2005 Sufjan Stevens song

"Chicago" ("Go! CHICAGO! Go! Yeah!" on the vinyl edition) is a track from Sufjan Stevens 2005 concept album Illinois, released on Asthmatic Kitty. The song tells the semi-autobiographical story of a young man on a road trip, and his youthful idealism. The track is one of Stevens' most popular songs, and he usually ends his live shows with a version of this song. The song has been recorded in five different versions by Stevens himself, the versions not on Illinois being included on the collection The Avalanche, and one demo released digitally on Stevens' website, later released as a 12" single bundled with the Illinois: Special 10th Anniversary Blue Marvel Edition.

==Production==
In the process of making the second album in his ambitious Fifty States Project, which involved recording an album for each of the states of America, Stevens had committed a large amount of time to researching the people and history of Illinois. However this track is one of the most autobiographical on the album. Sufjan Stevens stated the following in an interview around the release: "I've had quite a few exceptional and traumatic experiences in Illinois, a few times when visiting Chicago at a particularly difficult time in my life or driving cross country and being pulled over by the cops just outside Peoria," and also added that he had seen his first rock show there. However, he qualified the story of the song as only being partly true, stating, "The writer is the inventor, the designer, the creative force behind a body of work. The author is the actual man or woman, in reality, in society, in person. I like Woody Allen the director/writer, circa 1975, but I doubt I would like Woody Allen the person, circa 1975." Stevens also cited the poem "Chicago" by Carl Sandburg as an influence on the track, and had intended to include a track about Saul Bellow on Illinois, but could not find a way to adequately cover the writer.

==Alternate versions==
The year after the track was released on Illinois, three further versions were included on the outtakes album, The Avalanche: Outtakes and Extras from the Illinois Album, these being an acoustic version, the "Adult Contemporary Easy Listening Version", which is a baroque pop version of the original track, and a "Multiple Personality Disorder Version", of which Stevens stated: "James, my drummer was in town, and we decided it would be kind of fun to deconstruct the song". One further demo version was recorded during the album recording sessions in 2004 and released digitally on Stevens' homepage on February 25, 2016. It was released as a 12" bundled with the Illinois: Special 10th Anniversary Blue Marvel Edition on April 1, 2016.

==Reception==
The track was well received as the centerpiece of the acclaimed album Illinois. Allmusic described the track as having "an expansiveness that radiates with the ballast of history and the promise of new beginnings", and the track was included as one of the Pitchfork 500 most important tracks since punk broke.

==In other media==
The track was sampled by Chiddy Bang on their single "All Things Go" as well as featuring a shortened version as the opening theme for the Netflix show The Politician.
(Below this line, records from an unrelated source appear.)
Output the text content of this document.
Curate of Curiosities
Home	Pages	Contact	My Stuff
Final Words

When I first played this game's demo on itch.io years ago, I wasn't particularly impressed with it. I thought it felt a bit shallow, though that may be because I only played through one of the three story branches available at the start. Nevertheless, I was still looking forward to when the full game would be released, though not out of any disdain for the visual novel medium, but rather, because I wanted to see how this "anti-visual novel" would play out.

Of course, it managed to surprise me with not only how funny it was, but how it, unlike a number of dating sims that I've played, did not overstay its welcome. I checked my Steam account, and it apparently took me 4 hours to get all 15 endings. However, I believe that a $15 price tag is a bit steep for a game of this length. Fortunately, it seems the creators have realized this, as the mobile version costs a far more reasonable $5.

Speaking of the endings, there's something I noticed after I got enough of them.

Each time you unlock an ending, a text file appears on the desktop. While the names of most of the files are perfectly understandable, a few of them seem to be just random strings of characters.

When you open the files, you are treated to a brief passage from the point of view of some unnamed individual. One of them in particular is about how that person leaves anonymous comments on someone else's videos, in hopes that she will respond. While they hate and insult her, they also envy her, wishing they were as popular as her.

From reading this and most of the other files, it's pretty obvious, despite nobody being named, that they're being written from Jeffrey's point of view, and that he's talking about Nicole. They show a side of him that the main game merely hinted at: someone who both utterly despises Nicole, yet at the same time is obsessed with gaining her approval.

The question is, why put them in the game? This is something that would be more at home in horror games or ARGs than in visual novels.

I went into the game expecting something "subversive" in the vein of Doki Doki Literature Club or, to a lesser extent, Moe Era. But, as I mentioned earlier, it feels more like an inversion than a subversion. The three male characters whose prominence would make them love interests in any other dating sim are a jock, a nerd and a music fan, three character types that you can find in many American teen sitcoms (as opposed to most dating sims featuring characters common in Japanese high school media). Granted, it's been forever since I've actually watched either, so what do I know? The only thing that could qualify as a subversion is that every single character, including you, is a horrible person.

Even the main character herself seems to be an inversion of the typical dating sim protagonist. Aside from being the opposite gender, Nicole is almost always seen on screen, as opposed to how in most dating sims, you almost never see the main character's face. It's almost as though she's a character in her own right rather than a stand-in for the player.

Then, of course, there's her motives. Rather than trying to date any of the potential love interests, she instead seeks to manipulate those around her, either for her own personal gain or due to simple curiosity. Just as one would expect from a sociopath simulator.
The demo version of the song is featured in The Bear episode "Review". In the episode, the song is introduced by WXRT DJ Lin Brehmer and is played over the opening credits.

"Chicago" was also featured in the 2006 film Little Miss Sunshine and 2014 film Veronica Mars.
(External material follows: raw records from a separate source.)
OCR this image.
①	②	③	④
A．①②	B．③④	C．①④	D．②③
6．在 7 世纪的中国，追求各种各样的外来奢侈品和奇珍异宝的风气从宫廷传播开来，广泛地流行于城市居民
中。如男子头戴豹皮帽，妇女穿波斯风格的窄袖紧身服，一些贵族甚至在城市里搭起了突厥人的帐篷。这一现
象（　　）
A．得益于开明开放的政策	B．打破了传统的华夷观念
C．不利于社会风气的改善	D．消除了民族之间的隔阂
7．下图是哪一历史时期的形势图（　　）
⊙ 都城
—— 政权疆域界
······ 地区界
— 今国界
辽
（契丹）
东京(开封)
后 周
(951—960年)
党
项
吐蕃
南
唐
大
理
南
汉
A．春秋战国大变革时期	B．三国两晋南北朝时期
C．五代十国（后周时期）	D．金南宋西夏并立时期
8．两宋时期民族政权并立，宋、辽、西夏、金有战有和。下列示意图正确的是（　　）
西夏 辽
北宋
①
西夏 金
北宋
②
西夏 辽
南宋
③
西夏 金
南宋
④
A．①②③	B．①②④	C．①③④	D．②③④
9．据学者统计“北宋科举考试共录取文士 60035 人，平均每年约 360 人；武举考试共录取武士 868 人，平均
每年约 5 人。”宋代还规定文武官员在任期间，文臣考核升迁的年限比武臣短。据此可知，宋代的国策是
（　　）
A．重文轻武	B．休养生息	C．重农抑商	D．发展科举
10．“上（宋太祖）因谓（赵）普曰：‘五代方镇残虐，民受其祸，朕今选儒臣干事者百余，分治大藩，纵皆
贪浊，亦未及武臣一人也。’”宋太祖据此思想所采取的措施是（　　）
The annual All Things Go Music Festival takes its name from the song.

The song and Stevens are named in the third verse of Snow Patrol's 2006 song "Hands Open".

==Personnel==
Credits adapted from the liner notes of Illinois:

- Julianne Carney – violin
- Tom Eaton, Jeniffer Hoover, Katrina Kerns, Beccy Lock, Tara McDonnell – choir
- Maria Beller Jeffers – cello
- James McAlister – drums
- Craig Montoro – trumpet
- Rob Moose – violin
- Sufjan Stevens – vocals, wurlitzer, bass guitar, vibraphone, piano, sleigh bells, tambourine, shaker, arrangement, production
- Alan Douches – mastering

==Certifications==

| Region | Certification | Certified units/sales |
| United States (RIAA) | Gold | 500,000^{‡} |
^{‡} Sales+streaming figures based on certification alone.